MyHeartIsbreaking · 20/07/2005 09:12

yes he is, but he's supposed to be finishing half day as we were meant to be taking somme presents up to his sisters

OP posts:
edam · 20/07/2005 09:14

Then you need to make that phone call NOW. Please do this for your baby and your own safety. Think about what you want for her when she's grown up. How would you feel if she was in this situation?

fairyfly · 20/07/2005 09:20

Look at it from this angle , you say you have no confidence and are scared with who you are. This is not a man who is going to save you. Your confidence will not get any better with him around.
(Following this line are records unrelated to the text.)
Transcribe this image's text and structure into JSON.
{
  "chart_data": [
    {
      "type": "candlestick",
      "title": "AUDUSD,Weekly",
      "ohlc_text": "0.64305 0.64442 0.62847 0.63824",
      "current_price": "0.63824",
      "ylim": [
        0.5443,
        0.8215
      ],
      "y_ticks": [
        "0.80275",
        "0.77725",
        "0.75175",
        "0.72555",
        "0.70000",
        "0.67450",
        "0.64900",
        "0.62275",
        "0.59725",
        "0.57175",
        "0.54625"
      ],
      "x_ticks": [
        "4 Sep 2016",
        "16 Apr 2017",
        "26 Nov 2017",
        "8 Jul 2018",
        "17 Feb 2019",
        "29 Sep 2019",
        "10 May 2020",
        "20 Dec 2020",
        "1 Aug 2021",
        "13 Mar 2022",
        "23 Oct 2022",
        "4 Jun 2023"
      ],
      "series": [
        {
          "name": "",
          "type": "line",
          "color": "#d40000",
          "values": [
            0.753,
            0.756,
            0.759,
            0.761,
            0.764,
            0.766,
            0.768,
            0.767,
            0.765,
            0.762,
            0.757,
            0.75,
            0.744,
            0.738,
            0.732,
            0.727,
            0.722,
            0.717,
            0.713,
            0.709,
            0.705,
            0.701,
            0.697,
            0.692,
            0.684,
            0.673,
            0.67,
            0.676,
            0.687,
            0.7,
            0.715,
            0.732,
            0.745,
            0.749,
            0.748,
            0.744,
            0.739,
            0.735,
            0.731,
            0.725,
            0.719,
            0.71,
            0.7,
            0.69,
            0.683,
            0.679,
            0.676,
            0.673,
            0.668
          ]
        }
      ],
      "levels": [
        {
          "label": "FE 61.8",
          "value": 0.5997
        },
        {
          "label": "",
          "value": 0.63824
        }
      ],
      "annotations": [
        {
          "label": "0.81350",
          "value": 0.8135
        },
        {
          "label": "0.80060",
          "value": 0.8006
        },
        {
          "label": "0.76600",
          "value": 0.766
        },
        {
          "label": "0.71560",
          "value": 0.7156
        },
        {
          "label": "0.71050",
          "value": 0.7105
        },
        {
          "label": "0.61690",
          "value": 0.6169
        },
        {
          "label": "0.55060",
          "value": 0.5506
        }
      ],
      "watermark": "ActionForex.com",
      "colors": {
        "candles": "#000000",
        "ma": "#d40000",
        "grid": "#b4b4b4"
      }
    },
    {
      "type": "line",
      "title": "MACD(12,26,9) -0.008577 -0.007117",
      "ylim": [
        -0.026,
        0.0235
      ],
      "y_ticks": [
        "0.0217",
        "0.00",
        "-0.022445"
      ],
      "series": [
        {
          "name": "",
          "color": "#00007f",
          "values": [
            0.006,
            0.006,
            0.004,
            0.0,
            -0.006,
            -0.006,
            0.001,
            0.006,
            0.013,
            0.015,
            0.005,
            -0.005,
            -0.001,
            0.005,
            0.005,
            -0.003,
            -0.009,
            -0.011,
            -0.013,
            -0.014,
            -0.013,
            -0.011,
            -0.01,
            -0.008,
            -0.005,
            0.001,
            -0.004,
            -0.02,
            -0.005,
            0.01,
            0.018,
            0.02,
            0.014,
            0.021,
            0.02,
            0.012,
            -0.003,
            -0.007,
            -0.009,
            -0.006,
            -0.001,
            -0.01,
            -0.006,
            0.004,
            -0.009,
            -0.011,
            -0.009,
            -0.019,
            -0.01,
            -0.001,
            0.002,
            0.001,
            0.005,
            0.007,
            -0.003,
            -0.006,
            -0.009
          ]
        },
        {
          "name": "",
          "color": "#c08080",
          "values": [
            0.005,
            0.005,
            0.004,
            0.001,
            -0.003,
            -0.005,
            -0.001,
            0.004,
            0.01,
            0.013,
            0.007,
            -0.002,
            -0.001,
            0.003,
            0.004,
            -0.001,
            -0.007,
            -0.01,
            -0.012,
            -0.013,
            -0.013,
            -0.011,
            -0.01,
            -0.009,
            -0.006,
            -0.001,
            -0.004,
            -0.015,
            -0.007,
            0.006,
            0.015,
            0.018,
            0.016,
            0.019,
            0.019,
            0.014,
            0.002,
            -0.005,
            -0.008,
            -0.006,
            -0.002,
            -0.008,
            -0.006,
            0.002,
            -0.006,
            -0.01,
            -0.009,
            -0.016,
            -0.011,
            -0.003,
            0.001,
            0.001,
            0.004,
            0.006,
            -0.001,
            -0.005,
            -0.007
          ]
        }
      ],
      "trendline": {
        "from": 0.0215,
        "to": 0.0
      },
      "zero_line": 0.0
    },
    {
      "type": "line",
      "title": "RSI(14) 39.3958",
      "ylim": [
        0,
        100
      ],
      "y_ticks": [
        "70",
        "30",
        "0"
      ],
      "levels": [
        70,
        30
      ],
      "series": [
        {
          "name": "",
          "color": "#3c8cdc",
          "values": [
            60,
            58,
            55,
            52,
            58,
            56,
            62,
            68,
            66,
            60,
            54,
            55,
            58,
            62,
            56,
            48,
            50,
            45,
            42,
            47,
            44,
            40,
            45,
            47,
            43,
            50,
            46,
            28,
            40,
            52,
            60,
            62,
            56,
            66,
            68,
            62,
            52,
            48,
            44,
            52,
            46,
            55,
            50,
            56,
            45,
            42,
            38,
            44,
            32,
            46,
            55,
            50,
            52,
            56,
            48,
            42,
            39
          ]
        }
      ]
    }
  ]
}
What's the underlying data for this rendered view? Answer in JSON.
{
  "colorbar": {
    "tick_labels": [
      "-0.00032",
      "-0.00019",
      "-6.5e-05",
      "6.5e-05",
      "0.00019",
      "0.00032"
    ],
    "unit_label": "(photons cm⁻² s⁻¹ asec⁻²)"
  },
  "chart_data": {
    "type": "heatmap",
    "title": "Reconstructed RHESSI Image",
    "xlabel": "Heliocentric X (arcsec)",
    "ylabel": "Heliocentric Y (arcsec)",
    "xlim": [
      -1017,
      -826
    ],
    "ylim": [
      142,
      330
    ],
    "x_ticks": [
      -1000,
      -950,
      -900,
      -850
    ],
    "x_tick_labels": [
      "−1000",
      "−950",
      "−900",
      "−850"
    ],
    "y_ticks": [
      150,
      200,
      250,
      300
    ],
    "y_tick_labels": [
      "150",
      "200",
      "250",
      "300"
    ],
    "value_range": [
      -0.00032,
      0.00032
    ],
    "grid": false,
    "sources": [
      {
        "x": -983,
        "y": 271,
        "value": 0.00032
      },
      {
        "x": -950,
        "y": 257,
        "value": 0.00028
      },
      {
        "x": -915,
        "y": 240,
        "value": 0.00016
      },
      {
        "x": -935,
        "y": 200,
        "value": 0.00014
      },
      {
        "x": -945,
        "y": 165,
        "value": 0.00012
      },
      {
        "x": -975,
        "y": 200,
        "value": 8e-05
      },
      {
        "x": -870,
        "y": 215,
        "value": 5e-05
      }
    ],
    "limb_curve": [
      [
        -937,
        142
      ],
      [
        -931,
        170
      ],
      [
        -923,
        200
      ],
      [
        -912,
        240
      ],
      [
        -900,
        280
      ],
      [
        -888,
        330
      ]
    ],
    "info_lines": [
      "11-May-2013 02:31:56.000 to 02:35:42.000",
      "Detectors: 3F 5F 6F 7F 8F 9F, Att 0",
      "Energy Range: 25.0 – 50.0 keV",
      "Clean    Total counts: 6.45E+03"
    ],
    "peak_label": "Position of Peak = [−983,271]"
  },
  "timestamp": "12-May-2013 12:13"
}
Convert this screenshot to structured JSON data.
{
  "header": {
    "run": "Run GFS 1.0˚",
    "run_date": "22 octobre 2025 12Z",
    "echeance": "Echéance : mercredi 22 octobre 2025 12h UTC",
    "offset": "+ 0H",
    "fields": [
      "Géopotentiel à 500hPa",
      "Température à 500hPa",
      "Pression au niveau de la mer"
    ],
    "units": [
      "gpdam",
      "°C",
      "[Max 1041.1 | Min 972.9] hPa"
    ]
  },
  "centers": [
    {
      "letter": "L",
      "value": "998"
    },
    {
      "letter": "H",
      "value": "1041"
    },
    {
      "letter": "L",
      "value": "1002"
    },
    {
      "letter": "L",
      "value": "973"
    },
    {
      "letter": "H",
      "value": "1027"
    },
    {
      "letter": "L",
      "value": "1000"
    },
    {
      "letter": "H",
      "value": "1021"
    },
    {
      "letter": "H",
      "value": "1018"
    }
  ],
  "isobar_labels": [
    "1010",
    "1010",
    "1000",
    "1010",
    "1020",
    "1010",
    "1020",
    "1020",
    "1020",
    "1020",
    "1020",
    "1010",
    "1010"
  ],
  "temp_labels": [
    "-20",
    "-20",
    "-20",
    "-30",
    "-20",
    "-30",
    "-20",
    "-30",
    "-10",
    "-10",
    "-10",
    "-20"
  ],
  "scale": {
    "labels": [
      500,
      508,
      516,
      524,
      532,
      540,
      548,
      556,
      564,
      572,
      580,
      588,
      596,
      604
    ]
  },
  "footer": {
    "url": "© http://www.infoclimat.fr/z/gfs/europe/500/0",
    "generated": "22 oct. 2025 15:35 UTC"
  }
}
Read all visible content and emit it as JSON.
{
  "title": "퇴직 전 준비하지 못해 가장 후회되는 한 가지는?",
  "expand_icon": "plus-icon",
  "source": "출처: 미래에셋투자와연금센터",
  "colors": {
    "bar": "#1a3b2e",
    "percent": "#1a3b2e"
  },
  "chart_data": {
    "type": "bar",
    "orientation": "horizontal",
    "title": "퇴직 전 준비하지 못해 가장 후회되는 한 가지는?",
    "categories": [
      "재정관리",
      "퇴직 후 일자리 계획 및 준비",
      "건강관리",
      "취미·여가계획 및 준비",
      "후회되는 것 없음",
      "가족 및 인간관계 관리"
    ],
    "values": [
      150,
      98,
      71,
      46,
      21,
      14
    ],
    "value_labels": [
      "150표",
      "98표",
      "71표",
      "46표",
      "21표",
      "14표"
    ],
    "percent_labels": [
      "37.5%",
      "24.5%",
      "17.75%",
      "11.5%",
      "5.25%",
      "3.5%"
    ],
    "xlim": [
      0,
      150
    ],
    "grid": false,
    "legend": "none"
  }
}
Even if he he isn't always violent you can never ever forget he has been. Either you will try not to get him angry and go into yourself some more, or you will start to blame yourself. The longer you leave it the worse you will get and you will be weaker and weaker with each passing year. I am sure you look back and see your strength diminishing. Don't let it get any further, save some of it, get away and build yourself back up. It isn't an easy process but the results will completely outway those that you are heading towards now. if you get away from this man you can eventually feel you again, if you stay you will loose the old you forever.

MyHeartIsbreaking · 20/07/2005 09:26

i shouldnt have posted here, i knew what the advise would be and i suppose i new i wouldnt be able to do it, i know its not right i just felt so alone, my mam just rang and i cut the call short saying i was busy, she suffered terribly at the hands of my father, so in comparison, my situation is nothing

OP posts:
MyHeartIsbreaking · 20/07/2005 09:27

so has no one ever been able to overcome this sort of situation without leaving?